Em 1512, os castelhanos invadiram a Navarra e conquistaram Pamplona, capital basca. Também Viana rendeu-se. O rei de Castilla Carlos I fez apor seu brasão nas muralhas da cidade. Durante os séculos XVI e XVII famílias nobres de Burgos, Viscaya e Guipúzcoa estabeleceram-se em Viana. Como parte da desforra castelhana, os ossos de César Borgia foram transladados para a “Calle Mayor”, para ser pisoteada por pedestres e cavalos. A partir de então, a cidade passou a pertencer ao reino de Castilla, até 1523.

Viana foi atingida pela peste negra em 1599, fechando suas portas aos infectados, que eram tratados precariamente fora de suas muralhas. Em 1630, Viana recebeu o título de Ciudad (cidade) do rei navarro Felipe VI.

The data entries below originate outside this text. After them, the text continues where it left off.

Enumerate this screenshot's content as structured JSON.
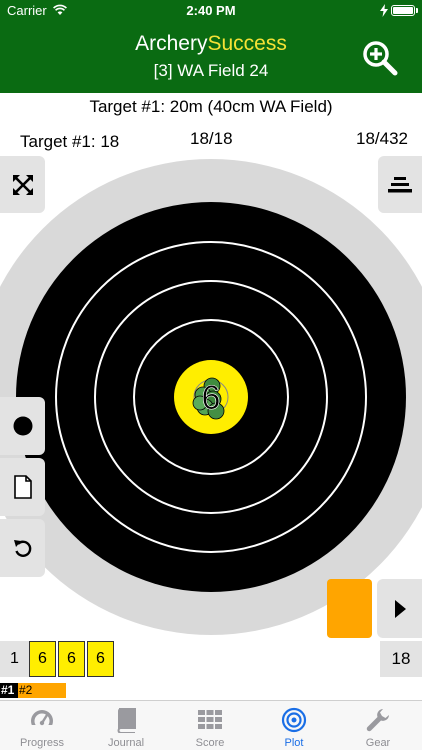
{
  "status_bar": {
    "carrier": "Carrier",
    "time": "2:40 PM"
  },
  "header": {
    "title_part1": "Archery",
    "title_part2": "Success",
    "round_name": "[3] WA Field 24",
    "zoom_icon": "zoom-in-icon"
  },
  "target_info": {
    "description": "Target #1: 20m (40cm WA Field)",
    "left": "Target #1: 18",
    "middle": "18/18",
    "right": "18/432"
  },
  "plot": {
    "arrow_label": "6"
  },
  "score_row": {
    "end_number": "1",
    "scores": [
      "6",
      "6",
      "6"
    ],
    "end_total": "18"
  },
  "target_tags": {
    "tag1": "#1",
    "tag2": "#2"
  },
  "tabs": [
    {
      "label": "Progress",
      "icon": "gauge-icon"
    },
    {
      "label": "Journal",
      "icon": "book-icon"
    },
    {
      "label": "Score",
      "icon": "grid-icon"
    },
    {
      "label": "Plot",
      "icon": "target-icon"
    },
    {
      "label": "Gear",
      "icon": "wrench-icon"
    }
  ],
  "colors": {
    "header_green": "#0a6b12",
    "title_yellow": "#f5e235",
    "score_yellow": "#ffee00",
    "orange": "#ffa500",
    "active_tab_blue": "#1a6ee6"
  }
}
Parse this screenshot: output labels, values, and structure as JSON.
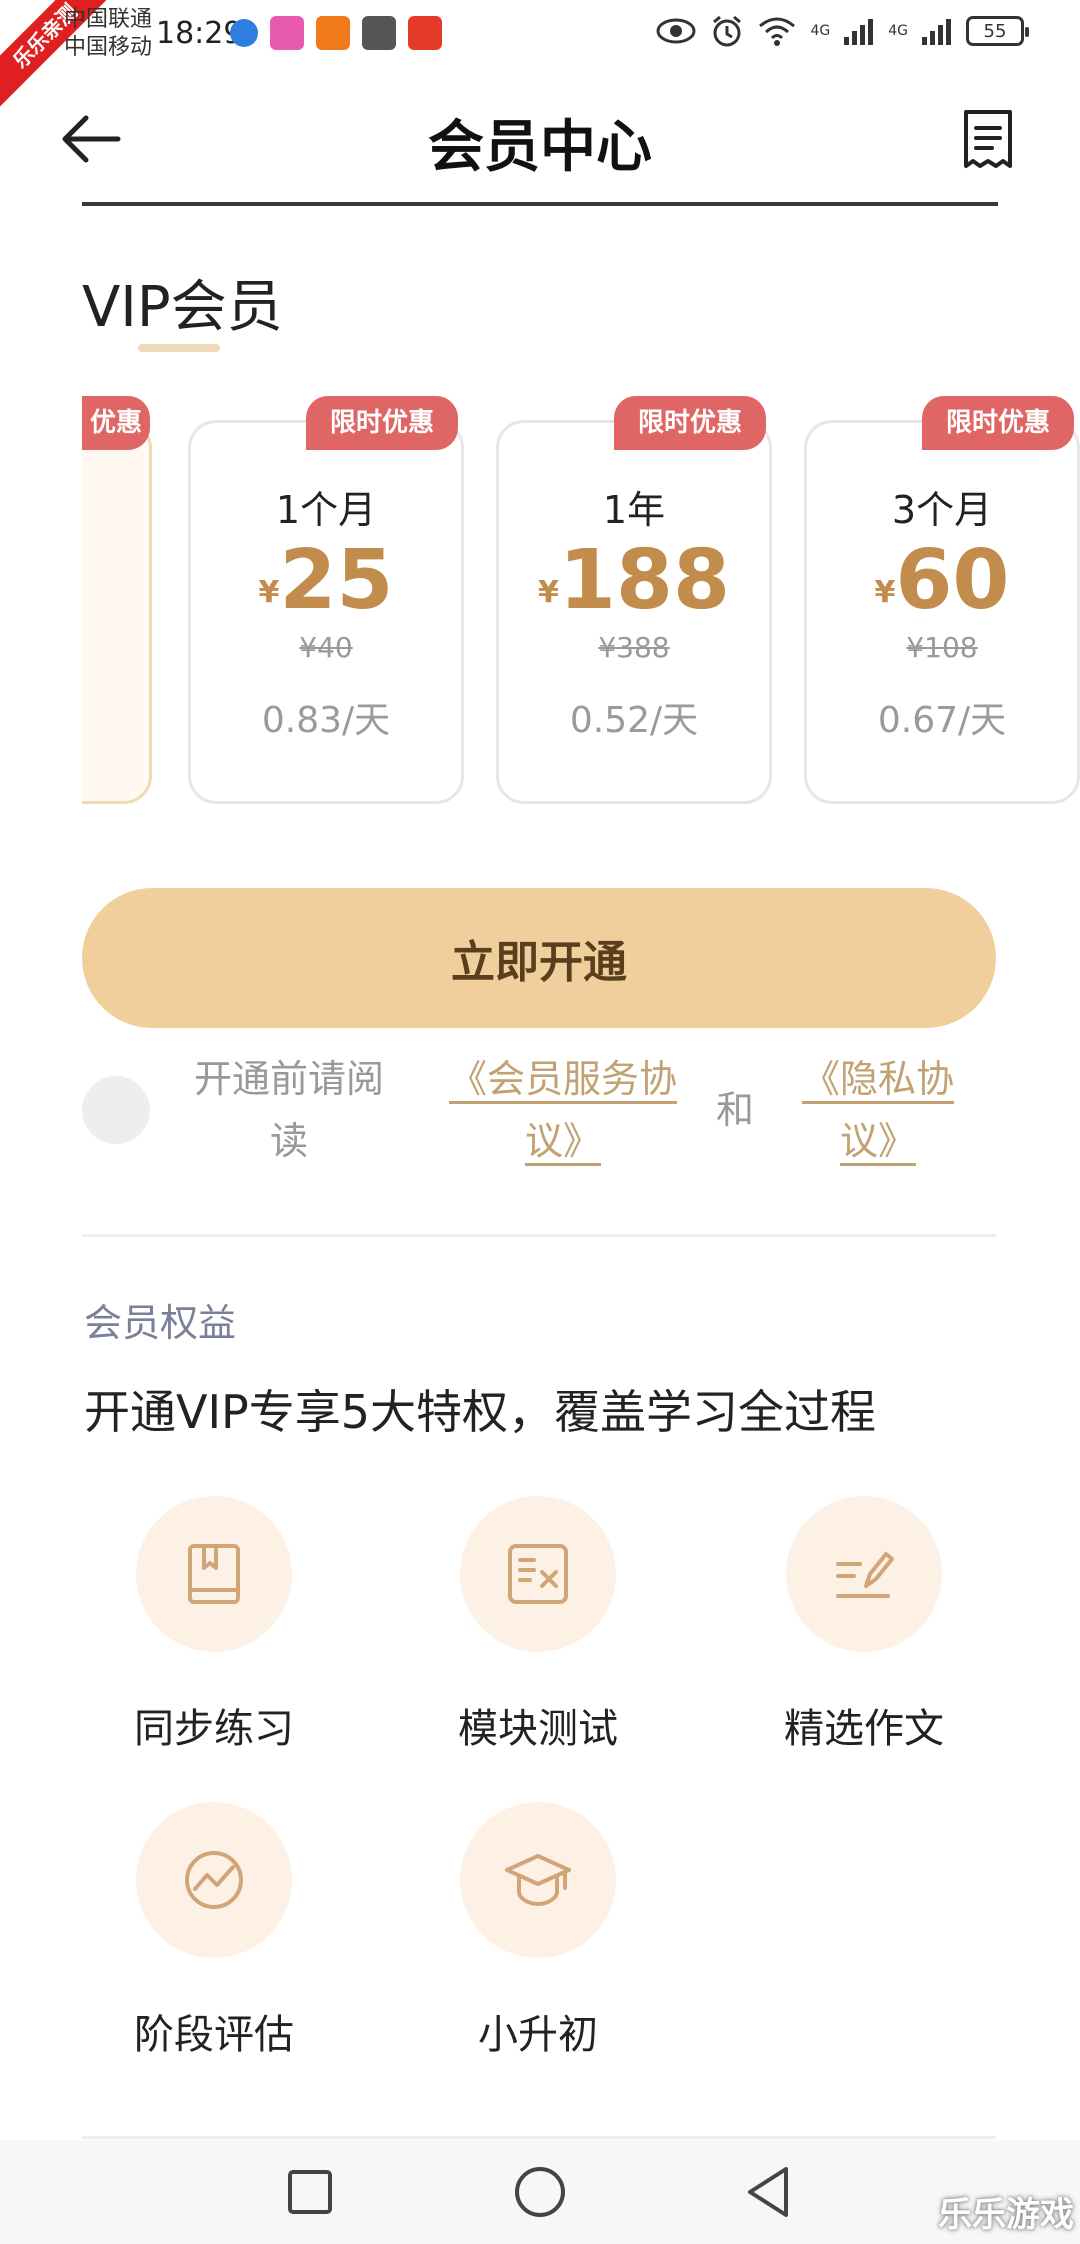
{
  "status_bar": {
    "carrier1": "中国联通",
    "carrier2": "中国移动",
    "time": "18:29",
    "network1": "4G",
    "network2": "4G",
    "battery": "55",
    "corner_tag": "乐乐亲测"
  },
  "header": {
    "title": "会员中心"
  },
  "vip": {
    "section_title": "VIP会员",
    "plans": [
      {
        "badge": "优惠"
      },
      {
        "badge": "限时优惠",
        "name": "1个月",
        "currency": "¥",
        "price": "25",
        "original": "¥40",
        "daily": "0.83/天"
      },
      {
        "badge": "限时优惠",
        "name": "1年",
        "currency": "¥",
        "price": "188",
        "original": "¥388",
        "daily": "0.52/天"
      },
      {
        "badge": "限时优惠",
        "name": "3个月",
        "currency": "¥",
        "price": "60",
        "original": "¥108",
        "daily": "0.67/天"
      }
    ]
  },
  "cta": {
    "label": "立即开通"
  },
  "agreement": {
    "prefix": "开通前请阅读",
    "link1": "《会员服务协议》",
    "and": "和",
    "link2": "《隐私协议》"
  },
  "benefits": {
    "label": "会员权益",
    "title": "开通VIP专享5大特权，覆盖学习全过程",
    "items": [
      {
        "label": "同步练习",
        "icon": "book-icon"
      },
      {
        "label": "模块测试",
        "icon": "test-sheet-icon"
      },
      {
        "label": "精选作文",
        "icon": "writing-icon"
      },
      {
        "label": "阶段评估",
        "icon": "trend-icon"
      },
      {
        "label": "小升初",
        "icon": "graduation-cap-icon"
      }
    ]
  },
  "watermark": "乐乐游戏",
  "colors": {
    "accent_gold": "#c28d4c",
    "cta_bg": "#f1cf9c",
    "badge_red": "#e06565",
    "icon_bg": "#fdf1e6"
  }
}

A cidade também esteve envolvida nas três Guerras Carlistas – de 1833 a 1872, em anos intermitentes -, chegando a ser quartel-general dos liberais isabelinos. Estas guerras destroçaram as igrejas, em especial de San Pedro e a população local sofreu saques dos exércitos rivais, que se alternavam na posse da cidade.

Durante a guerra civil espanhola – de 1936 a 1939- não houve combate ou execuções em Viana. No entanto, a pobreza gerada em consequência da guerra, levou à migração de muitos vianenses às grandes cidades e capitais como Bilbao, Zaragoza e Barcelona. A recuperação deu-se nos anos 1960, com a instalação de um polígono industrial na região.

Seu centro histórico é amuralhado e repleto de mansões palacianas que foram fronteiriças dos antigos reinos de Castela e Navarra, situação que condicionou sua história, assim como de outras localidades de fronteira entre os reinos.

Dos monumentos de Viana, destacam-se a Prefeitura barroca e a igreja de Santa María, altiva, luminosa, com portada renascentista inspirada no arco do triunfo romano.

À saída da cidade situa-se a ermida da Virgen de las Cuevas, patrona de Viana. Alguns historiadores sustentam que houve ali uma banca templária dedicada ao câmbio de moedas e à cobrança de tributos de fronteira.